O que é Desregulação Emocional 2? O Modelo Biossocial – Vulnerabilidade Emocional

Queridos leitores dessa coluna de Terapia Comportamental Dialética (DBT) do portal “Comporte-se”, no último texto aqui publicado, começou-se a elaborar uma explicação de um dos conceitos mais utilizados hoje em psicoterapia que é o da Desregulação Emocional. Esse último artigo definiu as bases conceituais apresentando uma série de exemplos para que o leitor tivesse uma boa compreensão do que é Desregulação Emocional, assim como, diferenciou o que é a Desregulação Emocional natural que ocorre na vida de todas as pessoas do que é Desregulação Emocional Global. Pois bem, esse texto irá iniciar a explicação de como ocorre a etiologia da Desregulação Emocional Global através do Modelo Biossocial.
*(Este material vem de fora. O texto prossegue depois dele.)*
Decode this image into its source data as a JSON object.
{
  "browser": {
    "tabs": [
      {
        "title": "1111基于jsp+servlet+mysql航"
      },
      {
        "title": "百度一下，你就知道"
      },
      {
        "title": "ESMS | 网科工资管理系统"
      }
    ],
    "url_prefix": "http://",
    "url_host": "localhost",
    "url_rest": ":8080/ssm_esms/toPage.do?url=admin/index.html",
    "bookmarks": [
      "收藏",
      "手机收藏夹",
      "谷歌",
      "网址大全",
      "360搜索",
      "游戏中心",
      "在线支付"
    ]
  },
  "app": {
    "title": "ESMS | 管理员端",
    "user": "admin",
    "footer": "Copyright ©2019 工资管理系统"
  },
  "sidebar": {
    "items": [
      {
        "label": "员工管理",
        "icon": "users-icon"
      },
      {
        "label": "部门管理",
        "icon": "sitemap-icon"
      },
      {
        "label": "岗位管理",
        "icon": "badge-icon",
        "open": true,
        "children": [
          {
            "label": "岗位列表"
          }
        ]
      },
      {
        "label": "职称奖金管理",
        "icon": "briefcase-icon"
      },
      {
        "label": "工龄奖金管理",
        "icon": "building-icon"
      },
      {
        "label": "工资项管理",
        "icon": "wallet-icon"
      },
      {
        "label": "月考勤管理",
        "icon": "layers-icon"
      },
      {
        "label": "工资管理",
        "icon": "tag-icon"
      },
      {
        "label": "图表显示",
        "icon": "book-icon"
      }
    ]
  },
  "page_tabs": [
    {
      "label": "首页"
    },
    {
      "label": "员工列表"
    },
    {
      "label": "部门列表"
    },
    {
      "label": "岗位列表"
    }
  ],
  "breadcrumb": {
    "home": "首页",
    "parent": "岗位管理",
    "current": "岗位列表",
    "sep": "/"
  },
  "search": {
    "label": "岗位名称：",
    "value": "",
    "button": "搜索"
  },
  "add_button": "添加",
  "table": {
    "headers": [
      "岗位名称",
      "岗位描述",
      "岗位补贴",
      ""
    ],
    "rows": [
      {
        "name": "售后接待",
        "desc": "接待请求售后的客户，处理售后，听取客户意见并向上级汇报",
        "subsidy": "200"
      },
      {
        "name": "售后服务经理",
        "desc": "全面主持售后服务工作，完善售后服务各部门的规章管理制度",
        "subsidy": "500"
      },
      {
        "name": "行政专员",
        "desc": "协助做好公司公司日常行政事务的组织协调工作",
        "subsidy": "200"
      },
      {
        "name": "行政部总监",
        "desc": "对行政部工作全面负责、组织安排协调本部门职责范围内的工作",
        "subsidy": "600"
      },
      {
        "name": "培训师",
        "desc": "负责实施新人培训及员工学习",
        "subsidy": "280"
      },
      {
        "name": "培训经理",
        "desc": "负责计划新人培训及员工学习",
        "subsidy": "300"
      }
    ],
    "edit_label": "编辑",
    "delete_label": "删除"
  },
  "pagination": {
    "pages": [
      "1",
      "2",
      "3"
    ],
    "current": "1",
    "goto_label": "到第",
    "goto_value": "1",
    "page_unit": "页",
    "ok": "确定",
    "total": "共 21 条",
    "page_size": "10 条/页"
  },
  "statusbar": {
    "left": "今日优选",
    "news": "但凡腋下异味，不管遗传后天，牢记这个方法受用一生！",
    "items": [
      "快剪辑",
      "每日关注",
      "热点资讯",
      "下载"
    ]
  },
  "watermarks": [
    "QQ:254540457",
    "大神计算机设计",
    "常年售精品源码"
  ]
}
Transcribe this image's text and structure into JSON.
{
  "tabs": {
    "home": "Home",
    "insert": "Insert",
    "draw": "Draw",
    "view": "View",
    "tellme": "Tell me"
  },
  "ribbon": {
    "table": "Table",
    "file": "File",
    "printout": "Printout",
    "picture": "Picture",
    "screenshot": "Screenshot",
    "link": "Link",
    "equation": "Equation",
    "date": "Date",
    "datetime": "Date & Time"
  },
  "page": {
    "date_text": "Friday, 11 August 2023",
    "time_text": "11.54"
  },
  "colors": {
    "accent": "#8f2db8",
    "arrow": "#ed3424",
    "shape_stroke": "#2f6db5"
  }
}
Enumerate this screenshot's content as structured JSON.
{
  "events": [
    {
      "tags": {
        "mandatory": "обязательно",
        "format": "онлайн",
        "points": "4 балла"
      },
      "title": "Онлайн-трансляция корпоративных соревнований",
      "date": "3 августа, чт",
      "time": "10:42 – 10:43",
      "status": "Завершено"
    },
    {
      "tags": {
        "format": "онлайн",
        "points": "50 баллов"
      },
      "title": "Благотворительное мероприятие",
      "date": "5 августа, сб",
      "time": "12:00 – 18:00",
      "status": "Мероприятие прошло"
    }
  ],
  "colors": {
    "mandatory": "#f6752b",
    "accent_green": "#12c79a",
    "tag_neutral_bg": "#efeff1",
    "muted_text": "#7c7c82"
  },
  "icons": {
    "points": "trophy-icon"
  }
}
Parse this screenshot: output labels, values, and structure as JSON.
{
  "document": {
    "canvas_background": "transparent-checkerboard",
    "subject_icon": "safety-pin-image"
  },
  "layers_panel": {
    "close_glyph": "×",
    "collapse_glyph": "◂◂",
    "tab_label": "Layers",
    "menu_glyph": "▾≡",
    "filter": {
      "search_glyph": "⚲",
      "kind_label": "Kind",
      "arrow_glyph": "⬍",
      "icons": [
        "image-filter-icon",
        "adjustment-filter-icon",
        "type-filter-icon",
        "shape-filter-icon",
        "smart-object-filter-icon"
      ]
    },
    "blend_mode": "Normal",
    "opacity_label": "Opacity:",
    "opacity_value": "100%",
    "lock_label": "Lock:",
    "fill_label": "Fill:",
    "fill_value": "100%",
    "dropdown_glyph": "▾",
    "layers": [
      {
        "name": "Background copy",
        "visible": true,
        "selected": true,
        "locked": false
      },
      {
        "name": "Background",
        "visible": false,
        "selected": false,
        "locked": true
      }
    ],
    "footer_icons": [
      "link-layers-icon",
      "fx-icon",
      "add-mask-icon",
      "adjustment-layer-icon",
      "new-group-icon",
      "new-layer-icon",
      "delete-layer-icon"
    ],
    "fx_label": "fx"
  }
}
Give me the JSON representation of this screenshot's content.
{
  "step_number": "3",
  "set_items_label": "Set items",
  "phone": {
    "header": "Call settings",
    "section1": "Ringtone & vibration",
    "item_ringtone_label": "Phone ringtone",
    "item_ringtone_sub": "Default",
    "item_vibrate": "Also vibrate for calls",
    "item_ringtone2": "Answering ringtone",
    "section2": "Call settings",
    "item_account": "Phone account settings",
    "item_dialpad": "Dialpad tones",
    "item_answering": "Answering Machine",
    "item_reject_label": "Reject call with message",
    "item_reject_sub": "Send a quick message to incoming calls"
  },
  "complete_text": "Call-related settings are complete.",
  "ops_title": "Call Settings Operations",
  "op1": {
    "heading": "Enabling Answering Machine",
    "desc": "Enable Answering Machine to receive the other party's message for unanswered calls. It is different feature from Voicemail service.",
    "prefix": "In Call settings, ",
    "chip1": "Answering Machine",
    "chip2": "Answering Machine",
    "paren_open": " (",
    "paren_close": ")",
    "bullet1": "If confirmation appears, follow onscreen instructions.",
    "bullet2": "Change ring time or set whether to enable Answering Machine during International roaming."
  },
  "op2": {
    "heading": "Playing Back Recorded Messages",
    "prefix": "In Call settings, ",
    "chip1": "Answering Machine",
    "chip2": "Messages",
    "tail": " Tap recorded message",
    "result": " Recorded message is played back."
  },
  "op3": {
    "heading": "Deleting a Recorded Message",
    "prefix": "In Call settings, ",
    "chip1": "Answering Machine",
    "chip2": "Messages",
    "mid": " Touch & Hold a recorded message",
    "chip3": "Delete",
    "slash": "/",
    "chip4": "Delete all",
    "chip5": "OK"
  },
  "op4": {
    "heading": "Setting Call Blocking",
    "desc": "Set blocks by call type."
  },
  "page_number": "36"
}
FIRE EMOTION VULNERABILIDADE EMOCIONAL

O Modelo Biossocial, desenvolvido por Linehan, trata-se de uma proposta teórica altamente parcimônica que visa explicar o desenvolvimento da Desregulação Emocional Global. Assim sendo, o Modelo Biossocial é composto por apenas duas variáveis, uma biológica, a qual chama-se Vulnerabilidade Emocional e a outra ambiental, a qual denomina-se Ambientes Invalidantes. Contudo, cabe salientar que o Modelo Biossocial não se trata de uma teoria interacionista. Ou seja, não é a simples presença dessas duas variáveis que definirá a presença ou não da Desregulação Emocional Global. Essa abordagem teórica caracteriza-se sim como um modelo transacional. Isso significa que para o surgimento da Desregulação Emocional Global é necessário que ao longo do desenvolvimento as duas variáveis (Vulnerabilidade Emocional e Ambientes Invalidantes) se reforcem mutuamente. Assim sendo, essa complexa transação, entre essas duas variáveis, acabaria por aumentar tanto a Vulnerabilidade Emocional quanto a presença de invalidações (Dornelles & Sayago, 2015).

Porém antes de observar-se a complexa transação entre essas variáveis é importante que se tenha uma definição adequada do que se entende por Vulnerabilidae Emocional e por Ambientes Invalidantes. Aqui cabe colocar ao leitor que o objetivo desse texto é tão somente explicar adequadamente a Vulnerabilidade Emocional e as suas características. No próximo artigo dessa série é que se encontrará a definição de Ambientes Invalidantes, assim como, das consequências da exposição a esses ambientes. Bom, voltando ao foco do presente texto, Vulnerabilidade Emocional refere-se ao quanto cada uma de nós é vulnerável ao próprio processamento emocional. Trata-se de uma característica geral de todas as pessoas, tendo em vista, que todos temos emoções, e das funções que esse processamento emocional tem para nós e para os outros (Linehan, 2015).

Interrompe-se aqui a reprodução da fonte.